Going back to the Adam and Eve example, they did not provide a definitive answer of why, they provided an excuse. If Eve had said “I ate the fruit because I wanted to be as smart and powerful as you, God”, it would be pretty hard to argue against that but human beings rarely consider all the information available, we cherry pick. In the Adam and Eve example, they tried to absolve themselves from guilt by ignoring facts but at the same time, they created guilt by not being truthful.
Another interesting behavior that I think provides further insight into human problem solving is the flat earth philosophy. There are many people in the world that believe the earth is flat, for many people, it is hard to understand how these people can have this belief, but they do and they are very passionate about it. How are they able to believe the earth is flat? What thought process is going on here? I believe it is a similar thought process to the invention of the helicopter. We imagine a reality that doesn’t exist, cherry pick information to prove that our imagined reality is possible (or does exist) in an effort to make the imagined reality, real. This worked for helicopters, so far it hasn’t worked for the flat earthers.

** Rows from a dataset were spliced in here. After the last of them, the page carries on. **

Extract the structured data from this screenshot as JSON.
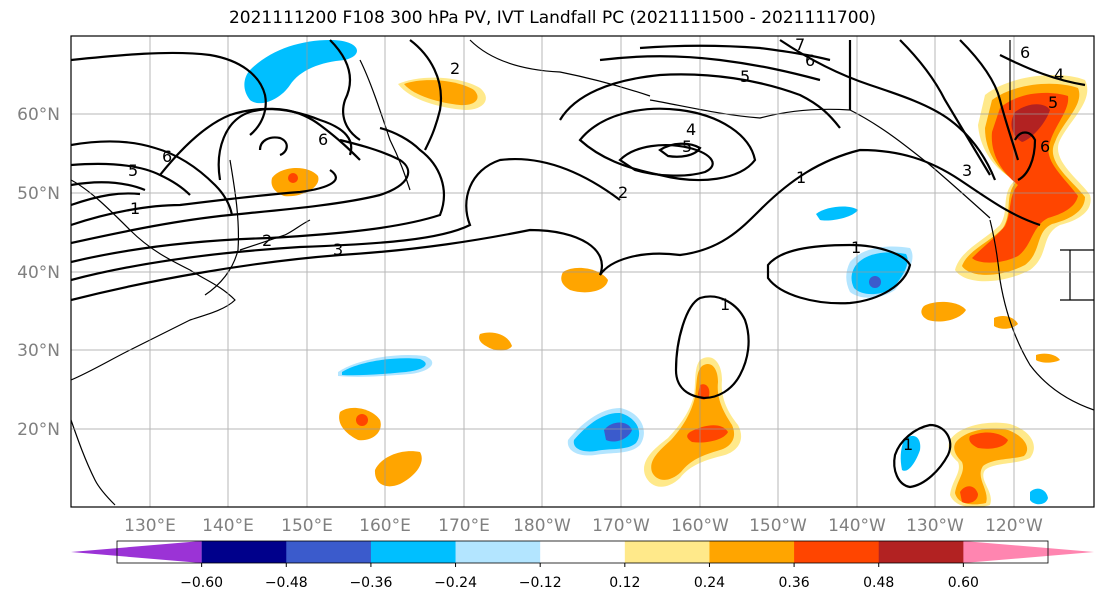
{
  "title": "2021111200 F108 300 hPa PV, IVT Landfall PC (2021111500 - 2021111700)",
  "lat_labels": [
    "60°N",
    "50°N",
    "40°N",
    "30°N",
    "20°N"
  ],
  "lon_labels": [
    "130°E",
    "140°E",
    "150°E",
    "160°E",
    "170°E",
    "180°W",
    "170°W",
    "160°W",
    "150°W",
    "140°W",
    "130°W",
    "120°W"
  ],
  "contour_labels": [
    "2",
    "6",
    "5",
    "7",
    "6",
    "6",
    "5",
    "4",
    "5",
    "2",
    "1",
    "1",
    "1",
    "1",
    "6",
    "5",
    "3",
    "1",
    "3",
    "2",
    "4",
    "6"
  ],
  "colorbar": {
    "colors": [
      "#9b33d6",
      "#00008b",
      "#3b5bcc",
      "#00bfff",
      "#b3e5ff",
      "#ffffff",
      "#ffe98a",
      "#ffa500",
      "#ff4500",
      "#b22222",
      "#ff85b0"
    ],
    "tick_labels": [
      "-0.60",
      "-0.48",
      "-0.36",
      "-0.24",
      "-0.12",
      "0.12",
      "0.24",
      "0.36",
      "0.48",
      "0.60"
    ]
  },
  "shading_colors": {
    "pos_light": "#ffe98a",
    "pos_mid": "#ffa500",
    "pos_strong": "#ff4500",
    "pos_max": "#b22222",
    "neg_light": "#b3e5ff",
    "neg_mid": "#00bfff",
    "neg_strong": "#3b5bcc"
  }
}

Considering the above few paragraphs, it doesn’t seem like we are solving problems, we are simply guessing at possible reasons using our knowledge of context obtained from past experiences (the illusion of free will comes to mind). It does seem that we use our brains more for problem creating and solving than we do for observing the universe as it is. If all we are doing is guessing by using our imagination, I am not sure we should program machines to solve problems like human beings. Imagine the ramifications of creating machines with the ability to both create and solving problems like human beings. In saying this, without imagination, how will a machine solve a problem? If we program a machine to have an imagination, how can we constrain it to not create problems at the same levels of extreme human behavior.
I believe there are many insights to be gained from looking at how human beings solve problems. Our ability to guess at a solution is much more advanced than any other animal, there are certainly insights available. In saying this, if we solve problems by continually imagining possible realities, we need to work out how to contain the guesses to be within the scope of morality.